Na varanda, debruçada sobre mim, uma vontade natural de voar. A noite acolchoa as vísceras incômodas e o luar se esconde para não testemunhar a alquimia. Transformo vinho em água. Não faço outra coisa que não aguar desde menina. Acende-se a luz amarelada em frente ao sonho. Perturba-me o silêncio da janela fechada lá longe. Prefiro o som das mangueiras esguichando, o óleo... na superfície lisa refletindo cores. O velho cheiro urbano de problemas. Pessoas nos ônibus, sacolas de compras, carros que vão e vêm, todos distantes, ainda bem. Eu estou distante e reluto em chegar à varanda. Quero o manto nublado de encobrir esperas. Pesa-me a cruz. Tantas cruzes, cicatrizes, contusões. Preciso da chuva das sextas-feiras santas para lavar o sangue que circula em minhas veias desde sempre. Meu sangue contaminado de poesia. Estúpido ofício. Não aprendi a gritar em silêncio.
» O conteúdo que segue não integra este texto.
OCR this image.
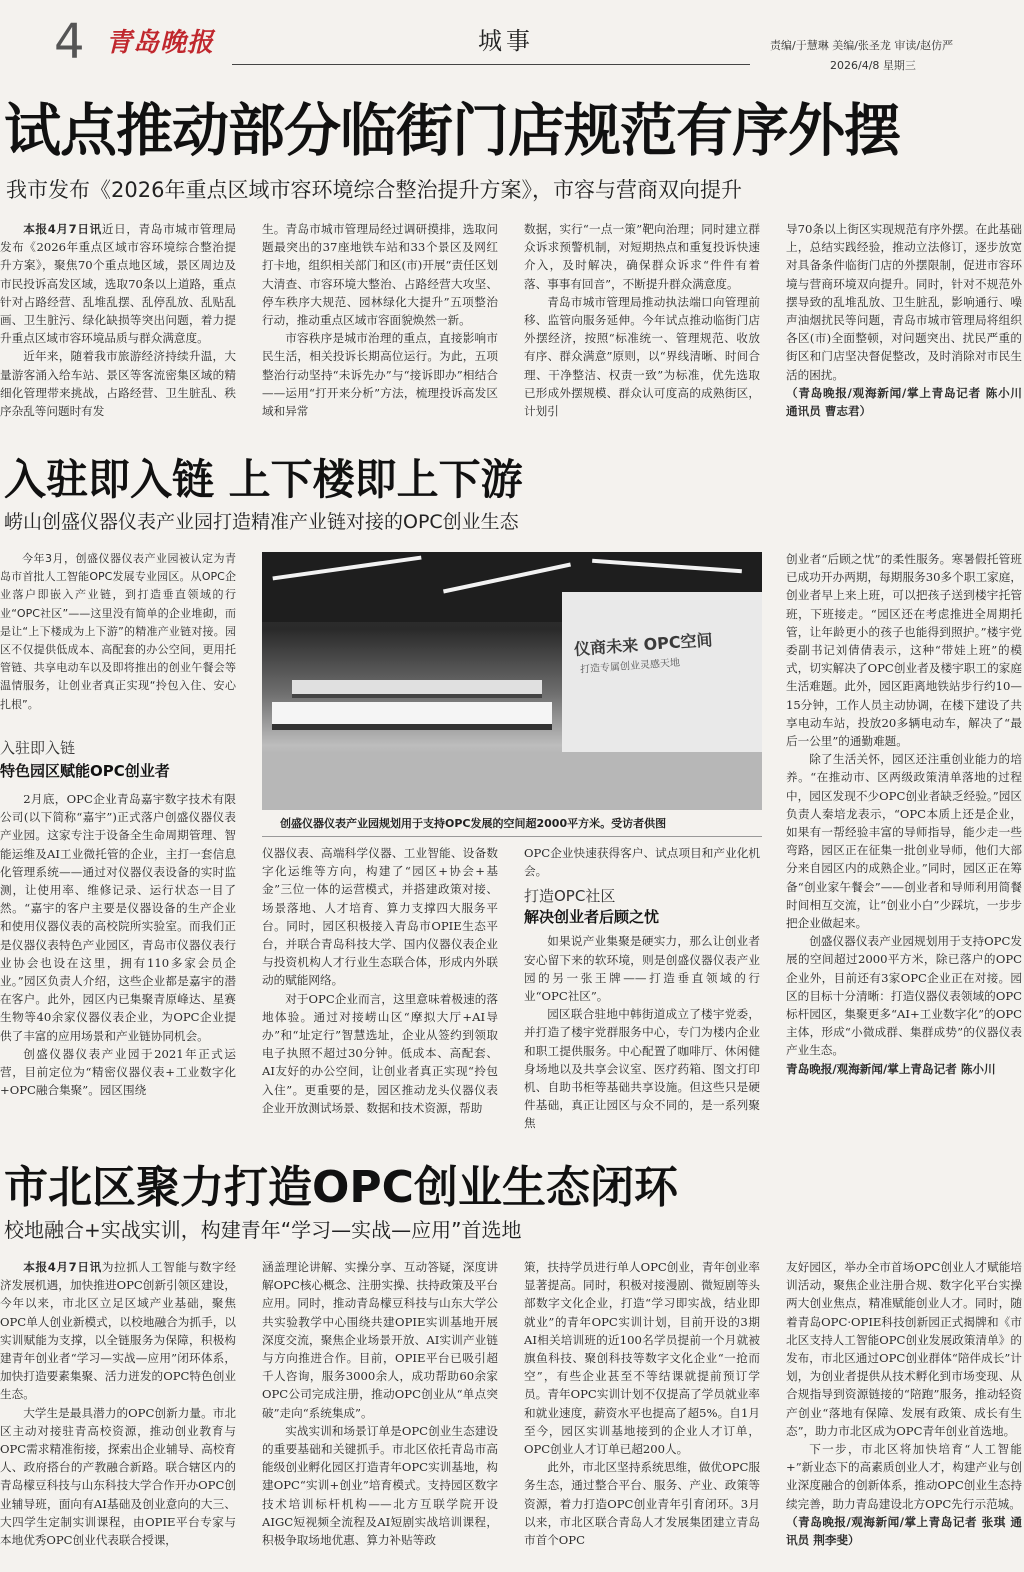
4 青岛晚报	城事	责编/于慧琳 美编/张圣龙 审读/赵仿严
2026/4/8 星期三
试点推动部分临街门店规范有序外摆
我市发布《2026年重点区域市容环境综合整治提升方案》，市容与营商双向提升

本报4月7日讯近日，青岛市城市管理局发布《2026年重点区域市容环境综合整治提升方案》，聚焦70个重点地区域，景区周边及市民投诉高发区域，选取70条以上道路，重点针对占路经营、乱堆乱摆、乱停乱放、乱贴乱画、卫生脏污、绿化缺损等突出问题，着力提升重点区域市容环境品质与群众满意度。

近年来，随着我市旅游经济持续升温，大量游客涌入给车站、景区等客流密集区域的精细化管理带来挑战，占路经营、卫生脏乱、秩序杂乱等问题时有发

生。青岛市城市管理局经过调研摸排，选取问题最突出的37座地铁车站和33个景区及网红打卡地，组织相关部门和区(市)开展“责任区划大清查、市容环境大整治、占路经营大攻坚、停车秩序大规范、园林绿化大提升”五项整治行动，推动重点区域市容面貌焕然一新。

市容秩序是城市治理的重点，直接影响市民生活，相关投诉长期高位运行。为此，五项整治行动坚持“未诉先办”与“接诉即办”相结合——运用“打开来分析”方法，梳理投诉高发区域和异常

数据，实行“一点一策”靶向治理；同时建立群众诉求预警机制，对短期热点和重复投诉快速介入，及时解决，确保群众诉求“件件有着落、事事有回音”，不断提升群众满意度。

青岛市城市管理局推动执法端口向管理前移、监管向服务延伸。今年试点推动临街门店外摆经济，按照“标准统一、管理规范、收放有序、群众满意”原则，以“界线清晰、时间合理、干净整洁、权责一致”为标准，优先选取已形成外摆规模、群众认可度高的成熟街区，计划引

导70条以上街区实现规范有序外摆。在此基础上，总结实践经验，推动立法修订，逐步放宽对具备条件临街门店的外摆限制，促进市容环境与营商环境双向提升。同时，针对不规范外摆导致的乱堆乱放、卫生脏乱，影响通行、噪声油烟扰民等问题，青岛市城市管理局将组织各区(市)全面整顿，对问题突出、扰民严重的街区和门店坚决督促整改，及时消除对市民生活的困扰。

（青岛晚报/观海新闻/掌上青岛记者 陈小川 通讯员 曹志君）

入驻即入链 上下楼即上下游
崂山创盛仪器仪表产业园打造精准产业链对接的OPC创业生态

今年3月，创盛仪器仪表产业园被认定为青岛市首批人工智能OPC发展专业园区。从OPC企业落户即嵌入产业链，到打造垂直领域的行业“OPC社区”——这里没有简单的企业堆砌，而是让“上下楼成为上下游”的精准产业链对接。园区不仅提供低成本、高配套的办公空间，更用托管链、共享电动车以及即将推出的创业午餐会等温情服务，让创业者真正实现“拎包入住、安心扎根”。

入驻即入链
特色园区赋能OPC创业者
仪商未来 OPC空间
打造专属创业灵感天地
创盛仪器仪表产业园规划用于支持OPC发展的空间超2000平方米。受访者供图

2月底，OPC企业青岛嘉宇数字技术有限公司(以下简称“嘉宇”)正式落户创盛仪器仪表产业园。这家专注于设备全生命周期管理、智能运维及AI工业微托管的企业，主打一套信息化管理系统——通过对仪器仪表设备的实时监测，让使用率、维修记录、运行状态一目了然。“嘉宇的客户主要是仪器设备的生产企业和使用仪器仪表的高校院所实验室。而我们正是仪器仪表特色产业园区，青岛市仪器仪表行业协会也设在这里，拥有110多家会员企业。”园区负责人介绍，这些企业都是嘉宇的潜在客户。此外，园区内已集聚青原峰达、星赛生物等40余家仪器仪表企业，为OPC企业提供了丰富的应用场景和产业链协同机会。

创盛仪器仪表产业园于2021年正式运营，目前定位为“精密仪器仪表+工业数字化+OPC融合集聚”。园区围绕

仪器仪表、高端科学仪器、工业智能、设备数字化运维等方向，构建了“园区+协会+基金”三位一体的运营模式，并搭建政策对接、场景落地、人才培育、算力支撑四大服务平台。同时，园区积极接入青岛市OPIE生态平台，并联合青岛科技大学、国内仪器仪表企业与投资机构人才行业生态联合体，形成内外联动的赋能网络。

对于OPC企业而言，这里意味着极速的落地体验。通过对接崂山区“摩拟大厅+AI导办”和“址定行”智慧选址，企业从签约到领取电子执照不超过30分钟。低成本、高配套、AI友好的办公空间，让创业者真正实现“拎包入住”。更重要的是，园区推动龙头仪器仪表企业开放测试场景、数据和技术资源，帮助

OPC企业快速获得客户、试点项目和产业化机会。

打造OPC社区

解决创业者后顾之忧

如果说产业集聚是硬实力，那么让创业者安心留下来的软环境，则是创盛仪器仪表产业园的另一张王牌——打造垂直领域的行业“OPC社区”。

园区联合驻地中韩街道成立了楼宇党委，并打造了楼宇党群服务中心，专门为楼内企业和职工提供服务。中心配置了咖啡厅、休闲健身场地以及共享会议室、医疗药箱、图文打印机、自助书柜等基础共享设施。但这些只是硬件基础，真正让园区与众不同的，是一系列聚焦

创业者“后顾之忧”的柔性服务。寒暑假托管班已成功开办两期，每期服务30多个职工家庭，创业者早上来上班，可以把孩子送到楼宇托管班，下班接走。“园区还在考虑推进全周期托管，让年龄更小的孩子也能得到照护。”楼宇党委副书记刘倩倩表示，这种“带娃上班”的模式，切实解决了OPC创业者及楼宇职工的家庭生活难题。此外，园区距离地铁站步行约10—15分钟，工作人员主动协调，在楼下建设了共享电动车站，投放20多辆电动车，解决了“最后一公里”的通勤难题。

除了生活关怀，园区还注重创业能力的培养。“在推动市、区两级政策清单落地的过程中，园区发现不少OPC创业者缺乏经验。”园区负责人秦培龙表示，“OPC本质上还是企业，如果有一帮经验丰富的导师指导，能少走一些弯路，园区正在征集一批创业导师，他们大部分来自园区内的成熟企业。”同时，园区正在筹备“创业家午餐会”——创业者和导师利用简餐时间相互交流，让“创业小白”少踩坑，一步步把企业做起来。

创盛仪器仪表产业园规划用于支持OPC发展的空间超过2000平方米，除已落户的OPC企业外，目前还有3家OPC企业正在对接。园区的目标十分清晰：打造仪器仪表领域的OPC标杆园区，集聚更多“AI+工业数字化”的OPC主体，形成“小微成群、集群成势”的仪器仪表产业生态。

青岛晚报/观海新闻/掌上青岛记者 陈小川

市北区聚力打造OPC创业生态闭环
校地融合+实战实训，构建青年“学习—实战—应用”首选地

本报4月7日讯为拉抓人工智能与数字经济发展机遇，加快推进OPC创新引领区建设，今年以来，市北区立足区域产业基础，聚焦OPC单人创业新模式，以校地融合为抓手，以实训赋能为支撑，以全链服务为保障，积极构建青年创业者“学习—实战—应用”闭环体系，加快打造要素集聚、活力迸发的OPC特色创业生态。

大学生是最具潜力的OPC创新力量。市北区主动对接驻青高校资源，推动创业教育与OPC需求精准衔接，探索出企业辅导、高校育人、政府搭台的产教融合新路。联合辖区内的青岛檬豆科技与山东科技大学合作开办OPC创业辅导班，面向有AI基础及创业意向的大三、大四学生定制实训课程，由OPIE平台专家与本地优秀OPC创业代表联合授课，

涵盖理论讲解、实操分享、互动答疑，深度讲解OPC核心概念、注册实操、扶持政策及平台应用。同时，推动青岛檬豆科技与山东大学公共实验教学中心围绕共建OPIE实训基地开展深度交流，聚焦企业场景开放、AI实训产业链与方向推进合作。目前，OPIE平台已吸引超千人咨询，服务3000余人，成功帮助60余家OPC公司完成注册，推动OPC创业从“单点突破”走向“系统集成”。

实战实训和场景订单是OPC创业生态建设的重要基础和关键抓手。市北区依托青岛市高能级创业孵化园区打造青年OPC实训基地，构建OPC“实训+创业”培育模式。支持园区数字技术培训标杆机构——北方互联学院开设AIGC短视频全流程及AI短剧实战培训课程，积极争取场地优惠、算力补贴等政

策，扶持学员进行单人OPC创业，青年创业率显著提高。同时，积极对接漫剧、微短剧等头部数字文化企业，打造“学习即实战，结业即就业”的青年OPC实训计划，目前开设的3期AI相关培训班的近100名学员提前一个月就被旗鱼科技、聚创科技等数字文化企业“一抢而空”，有些企业甚至不等结课就提前预订学员。青年OPC实训计划不仅提高了学员就业率和就业速度，薪资水平也提高了超5%。自1月至今，园区实训基地接到的企业人才订单，OPC创业人才订单已超200人。

此外，市北区坚持系统思维，做优OPC服务生态，通过整合平台、服务、产业、政策等资源，着力打造OPC创业青年引育闭环。3月以来，市北区联合青岛人才发展集团建立青岛市首个OPC

友好园区，举办全市首场OPC创业人才赋能培训活动，聚焦企业注册合规、数字化平台实操两大创业焦点，精准赋能创业人才。同时，随着青岛OPC·OPIE科技创新园正式揭牌和《市北区支持人工智能OPC创业发展政策清单》的发布，市北区通过OPC创业群体“陪伴成长”计划，为创业者提供从技术孵化到市场变现、从合规指导到资源链接的“陪跑”服务，推动轻资产创业“落地有保障、发展有政策、成长有生态”，助力市北区成为OPC青年创业首选地。

下一步，市北区将加快培育“人工智能+”新业态下的高素质创业人才，构建产业与创业深度融合的创新体系，推动OPC创业生态持续完善，助力青岛建设北方OPC先行示范城。

（青岛晚报/观海新闻/掌上青岛记者 张琪 通讯员 荆李斐）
Não me ensinaram a desconfiar de versos simples. Não sei fazer mais nada, senão esperar. Meu pai tinha um pó de fechar as chagas. Devia ter-me pulverizado em carne viva, me coberto inteira. Mesmo assim não curaria aquela que não sara, que não seca, que escoa pelo canto do olho. Não gosto da varanda à noite. Não gosto de mim à noite. Não gosto de meia-noite. Não há um pingo de chuva. Não há uma gota de mim.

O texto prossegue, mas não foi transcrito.